The rule: if there is a Bun-native API for something, use it. If there isn't, test the npm package before committing.

2. The ORM ecosystem has not caught up

If your SaaS requires Prisma or Drizzle for complex migrations or schema management by non-engineers, Bun is not ready for you yet. Prisma's engine is a Rust binary that doesn't always play nice with Bun's runtime. Drizzle works but has occasional edge cases with Bun's connection pooling.

If you are comfortable with raw SQL, and with Bun's sql tagged templates it is genuinely pleasant raw SQL, you will be fine. If you need a migration framework, roll your own with bun sql files.

3. Debugging is worse

Node has decades of debugging tooling. Chrome DevTools, --inspect-brk, VS Code launch configs. Bun's inspector works but:

  • Variables don't always resolve in the debugger
  • Async stack traces are now good since v1.3.12, but were terrible before
  • No node --watch equivalent that works with debug mode. Bun's --watch and --inspect together sometimes crash

For daily development, console.log and --watch are faster anyway. But for that one impossible bug, I missed Node's debugger.

4. Background job libraries are limited

BullMQ, the Redis-backed job queue, runs on Bun but has subtle timing bugs. I ended up writing a simple job queue using Bun.redis() and Bun.cron() which was added in v1.3.12 for periodic tasks.

// In-process cron, no separate worker process needed
import { cron } from "bun";

cron.schedule({
  pattern: "0 * * * *",
  task: async () => {
    await processInvoices();
  },
});

Good enough for an MVP. For serious job queues with retries, backpressure, and worker pools, I would still reach for Node and BullMQ.
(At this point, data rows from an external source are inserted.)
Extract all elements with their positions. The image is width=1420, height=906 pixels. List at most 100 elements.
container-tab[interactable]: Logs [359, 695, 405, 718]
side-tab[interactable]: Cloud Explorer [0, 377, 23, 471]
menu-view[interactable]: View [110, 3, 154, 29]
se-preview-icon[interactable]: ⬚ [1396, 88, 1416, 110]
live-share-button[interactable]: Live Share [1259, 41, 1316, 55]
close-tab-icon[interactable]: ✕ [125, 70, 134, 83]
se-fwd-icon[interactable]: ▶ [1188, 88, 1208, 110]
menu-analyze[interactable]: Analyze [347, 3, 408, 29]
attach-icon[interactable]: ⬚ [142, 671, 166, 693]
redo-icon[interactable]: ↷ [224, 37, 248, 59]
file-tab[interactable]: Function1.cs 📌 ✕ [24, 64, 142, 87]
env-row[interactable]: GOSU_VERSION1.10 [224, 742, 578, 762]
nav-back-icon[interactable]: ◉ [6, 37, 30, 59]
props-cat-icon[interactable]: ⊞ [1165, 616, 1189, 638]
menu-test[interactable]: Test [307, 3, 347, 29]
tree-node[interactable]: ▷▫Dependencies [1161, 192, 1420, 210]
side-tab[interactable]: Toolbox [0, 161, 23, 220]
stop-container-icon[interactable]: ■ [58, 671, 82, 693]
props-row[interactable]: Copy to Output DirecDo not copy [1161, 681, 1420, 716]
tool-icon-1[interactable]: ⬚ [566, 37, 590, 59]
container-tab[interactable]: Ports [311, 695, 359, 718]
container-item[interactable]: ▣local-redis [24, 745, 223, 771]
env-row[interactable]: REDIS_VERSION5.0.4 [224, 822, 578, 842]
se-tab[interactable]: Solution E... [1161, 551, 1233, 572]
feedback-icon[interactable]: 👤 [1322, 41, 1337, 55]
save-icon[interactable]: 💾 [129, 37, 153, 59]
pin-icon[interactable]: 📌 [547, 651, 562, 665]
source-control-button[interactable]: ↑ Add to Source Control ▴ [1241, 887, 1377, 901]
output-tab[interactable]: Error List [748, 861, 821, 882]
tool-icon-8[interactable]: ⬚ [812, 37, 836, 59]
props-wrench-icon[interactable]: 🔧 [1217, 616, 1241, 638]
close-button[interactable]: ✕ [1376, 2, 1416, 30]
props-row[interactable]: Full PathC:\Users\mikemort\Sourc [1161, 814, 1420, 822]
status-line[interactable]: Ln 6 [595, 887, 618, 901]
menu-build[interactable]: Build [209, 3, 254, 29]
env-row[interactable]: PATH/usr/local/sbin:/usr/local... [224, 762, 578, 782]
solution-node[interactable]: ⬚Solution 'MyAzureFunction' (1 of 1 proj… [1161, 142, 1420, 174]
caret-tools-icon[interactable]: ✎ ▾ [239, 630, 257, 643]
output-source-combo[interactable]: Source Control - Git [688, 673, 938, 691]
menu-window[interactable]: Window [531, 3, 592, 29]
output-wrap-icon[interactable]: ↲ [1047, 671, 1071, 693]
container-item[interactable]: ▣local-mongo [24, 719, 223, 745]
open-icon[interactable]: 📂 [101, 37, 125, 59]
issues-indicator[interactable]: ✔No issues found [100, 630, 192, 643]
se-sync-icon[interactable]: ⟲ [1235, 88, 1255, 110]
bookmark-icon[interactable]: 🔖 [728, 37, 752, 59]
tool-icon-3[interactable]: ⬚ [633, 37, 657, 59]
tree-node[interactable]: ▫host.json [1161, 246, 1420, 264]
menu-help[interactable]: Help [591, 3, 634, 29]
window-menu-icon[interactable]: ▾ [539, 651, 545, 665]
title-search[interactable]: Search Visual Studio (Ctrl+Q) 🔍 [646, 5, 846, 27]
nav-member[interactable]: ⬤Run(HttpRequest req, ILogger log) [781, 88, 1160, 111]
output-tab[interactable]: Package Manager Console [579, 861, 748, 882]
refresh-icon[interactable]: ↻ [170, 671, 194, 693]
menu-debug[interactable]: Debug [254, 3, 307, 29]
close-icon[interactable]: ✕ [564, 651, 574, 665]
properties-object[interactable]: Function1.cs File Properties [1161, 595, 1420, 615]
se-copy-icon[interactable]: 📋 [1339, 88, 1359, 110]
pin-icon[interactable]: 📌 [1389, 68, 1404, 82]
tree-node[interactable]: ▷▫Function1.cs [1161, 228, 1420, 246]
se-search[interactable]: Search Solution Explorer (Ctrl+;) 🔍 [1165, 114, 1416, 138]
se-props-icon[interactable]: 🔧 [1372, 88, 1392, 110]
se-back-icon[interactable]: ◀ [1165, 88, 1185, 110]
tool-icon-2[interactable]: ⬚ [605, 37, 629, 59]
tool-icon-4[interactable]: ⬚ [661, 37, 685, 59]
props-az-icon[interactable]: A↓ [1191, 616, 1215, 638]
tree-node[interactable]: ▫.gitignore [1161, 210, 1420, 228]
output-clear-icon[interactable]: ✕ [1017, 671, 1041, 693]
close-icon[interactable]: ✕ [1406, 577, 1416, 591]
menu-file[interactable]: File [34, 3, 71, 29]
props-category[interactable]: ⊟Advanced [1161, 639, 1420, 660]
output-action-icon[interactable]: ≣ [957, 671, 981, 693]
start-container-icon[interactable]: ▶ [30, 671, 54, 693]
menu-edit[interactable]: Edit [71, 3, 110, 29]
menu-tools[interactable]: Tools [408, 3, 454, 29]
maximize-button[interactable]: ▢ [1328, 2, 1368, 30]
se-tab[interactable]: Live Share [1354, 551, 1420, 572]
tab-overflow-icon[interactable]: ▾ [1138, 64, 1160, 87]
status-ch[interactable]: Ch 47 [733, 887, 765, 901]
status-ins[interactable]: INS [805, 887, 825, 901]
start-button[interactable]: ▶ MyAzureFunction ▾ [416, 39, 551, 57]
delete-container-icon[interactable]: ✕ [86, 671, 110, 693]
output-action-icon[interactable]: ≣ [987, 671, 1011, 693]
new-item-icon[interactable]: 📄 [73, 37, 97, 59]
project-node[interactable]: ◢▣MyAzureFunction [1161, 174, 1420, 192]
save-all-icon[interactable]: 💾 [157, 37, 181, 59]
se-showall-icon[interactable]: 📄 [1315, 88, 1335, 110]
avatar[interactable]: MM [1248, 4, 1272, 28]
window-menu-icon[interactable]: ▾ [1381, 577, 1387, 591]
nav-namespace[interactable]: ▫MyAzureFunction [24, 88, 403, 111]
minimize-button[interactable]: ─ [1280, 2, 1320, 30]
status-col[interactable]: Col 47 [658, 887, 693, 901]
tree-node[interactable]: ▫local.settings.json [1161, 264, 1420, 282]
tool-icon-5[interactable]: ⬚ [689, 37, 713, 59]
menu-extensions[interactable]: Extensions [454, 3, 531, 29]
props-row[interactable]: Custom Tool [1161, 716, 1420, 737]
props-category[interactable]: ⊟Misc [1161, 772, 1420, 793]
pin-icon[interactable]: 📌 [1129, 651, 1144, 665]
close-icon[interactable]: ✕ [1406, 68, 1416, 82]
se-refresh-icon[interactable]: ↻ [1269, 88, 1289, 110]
5. Ecosystem documentation assumes Node

Every time you Google how to do X with Bun, you get Node.js answers that mostly work but have subtle differences. Bun's docs are excellent for what they cover, but they cover maybe 40% of what a production SaaS needs. The rest you figure out by trial, error, and reading Bun's GitHub issues.

The Bottom Line

Would I build another SaaS with Bun today? Yes.

Do it if:

  • You are greenfielding with no legacy Node deps
  • You are comfortable with raw SQL
  • Your team is small enough that debugging tooling rough edges are tolerable
  • You value iteration speed over ecosystem maturity

Don't do it if:

  • You need Prisma or Drizzle for complex migrations
  • You are using 10+ obscure npm packages with native addons
  • You have a large team and need battle-tested debugging workflows
  • Your architecture depends on complex job queues

Bun 1.3 and 1.4, what many are calling Bun 2 in spirit, is the most impressive JS runtime I have ever used for building. The dev experience is genuinely transformative. Faster feedback loops, fewer dependencies, simpler architecture.

For my next SaaS? I am starting with Bun and only reaching for Node when Bun proves insufficient. That day hasn't come yet.